L’ancien premier ministre italien Silvio Berlusconi, menacé d’être condamné dans de nombreuses affaires veut revenir au pouvoir, ce qui a entraîné la démission de Mario Monti. En douze mois, celui-ci a réussi à sortir, au moins provisoirement de la menace d’uns situation à la grecque de taux d’intérêts insupportables.

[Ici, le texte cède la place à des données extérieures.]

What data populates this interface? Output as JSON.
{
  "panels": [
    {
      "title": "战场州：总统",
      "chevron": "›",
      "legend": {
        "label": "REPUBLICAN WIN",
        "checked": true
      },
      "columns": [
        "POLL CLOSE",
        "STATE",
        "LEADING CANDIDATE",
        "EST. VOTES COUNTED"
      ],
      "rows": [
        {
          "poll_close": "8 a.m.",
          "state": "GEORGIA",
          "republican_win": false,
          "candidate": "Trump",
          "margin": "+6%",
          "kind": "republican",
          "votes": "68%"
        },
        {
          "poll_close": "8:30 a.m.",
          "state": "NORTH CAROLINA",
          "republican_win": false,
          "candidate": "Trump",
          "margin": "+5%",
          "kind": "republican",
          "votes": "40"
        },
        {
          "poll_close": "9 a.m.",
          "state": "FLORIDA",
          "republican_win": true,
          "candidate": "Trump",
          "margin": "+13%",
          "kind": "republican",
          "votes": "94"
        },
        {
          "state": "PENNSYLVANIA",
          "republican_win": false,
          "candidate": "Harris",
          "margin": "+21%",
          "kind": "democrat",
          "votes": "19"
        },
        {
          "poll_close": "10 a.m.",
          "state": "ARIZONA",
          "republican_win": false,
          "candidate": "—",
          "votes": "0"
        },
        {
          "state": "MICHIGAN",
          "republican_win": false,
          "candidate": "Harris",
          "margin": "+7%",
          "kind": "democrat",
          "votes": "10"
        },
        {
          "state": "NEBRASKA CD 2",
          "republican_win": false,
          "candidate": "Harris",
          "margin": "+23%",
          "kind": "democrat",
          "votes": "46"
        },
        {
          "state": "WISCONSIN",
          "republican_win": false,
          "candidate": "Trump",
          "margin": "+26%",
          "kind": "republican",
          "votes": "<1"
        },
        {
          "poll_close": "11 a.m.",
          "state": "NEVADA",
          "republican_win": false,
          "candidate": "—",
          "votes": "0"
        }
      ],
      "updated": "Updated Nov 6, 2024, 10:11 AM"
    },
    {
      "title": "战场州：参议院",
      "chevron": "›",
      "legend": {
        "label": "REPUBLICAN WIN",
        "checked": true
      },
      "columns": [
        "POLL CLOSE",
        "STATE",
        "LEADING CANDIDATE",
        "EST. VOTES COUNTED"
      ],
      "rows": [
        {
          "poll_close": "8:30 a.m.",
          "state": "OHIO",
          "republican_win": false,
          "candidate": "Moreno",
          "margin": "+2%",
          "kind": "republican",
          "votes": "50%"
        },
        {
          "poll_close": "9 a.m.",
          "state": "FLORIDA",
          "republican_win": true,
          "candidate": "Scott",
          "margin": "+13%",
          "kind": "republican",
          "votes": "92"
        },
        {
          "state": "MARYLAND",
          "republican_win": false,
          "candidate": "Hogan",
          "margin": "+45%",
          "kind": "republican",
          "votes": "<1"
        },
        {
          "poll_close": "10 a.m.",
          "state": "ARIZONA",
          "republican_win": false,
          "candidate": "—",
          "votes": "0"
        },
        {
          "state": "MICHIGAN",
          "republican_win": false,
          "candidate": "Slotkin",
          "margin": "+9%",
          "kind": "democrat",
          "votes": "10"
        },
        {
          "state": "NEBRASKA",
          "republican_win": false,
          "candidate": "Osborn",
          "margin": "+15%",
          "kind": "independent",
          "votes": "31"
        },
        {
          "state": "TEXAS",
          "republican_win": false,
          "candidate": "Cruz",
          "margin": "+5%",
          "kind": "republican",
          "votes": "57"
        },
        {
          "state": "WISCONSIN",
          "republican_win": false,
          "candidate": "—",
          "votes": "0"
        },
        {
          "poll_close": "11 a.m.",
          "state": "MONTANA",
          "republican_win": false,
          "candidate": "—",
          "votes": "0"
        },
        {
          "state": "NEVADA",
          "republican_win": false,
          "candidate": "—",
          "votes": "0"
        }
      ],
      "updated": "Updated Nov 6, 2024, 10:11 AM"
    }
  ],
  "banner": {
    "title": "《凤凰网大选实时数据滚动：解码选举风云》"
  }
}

La dette publique italienne représente un volume très important : 120% du PIB et plus de 2000 milliards d’euros aujourd’hui. Comme l’ensemble des pays de la zone euro, l’Italie a bénéficié de taux bas (nettement plus bas que ceux qu’elle payait auparavant) dans les années qui ont suivi la crise de l’euro. Mais une inflation supérieure à la moyenne de celle de la zone euro ont progressivement dégradé sa compétitivité et ses comptes : avec la crise financière puis celle de la Grèce, les marchés ont commencé à se méfier de la dette italienne.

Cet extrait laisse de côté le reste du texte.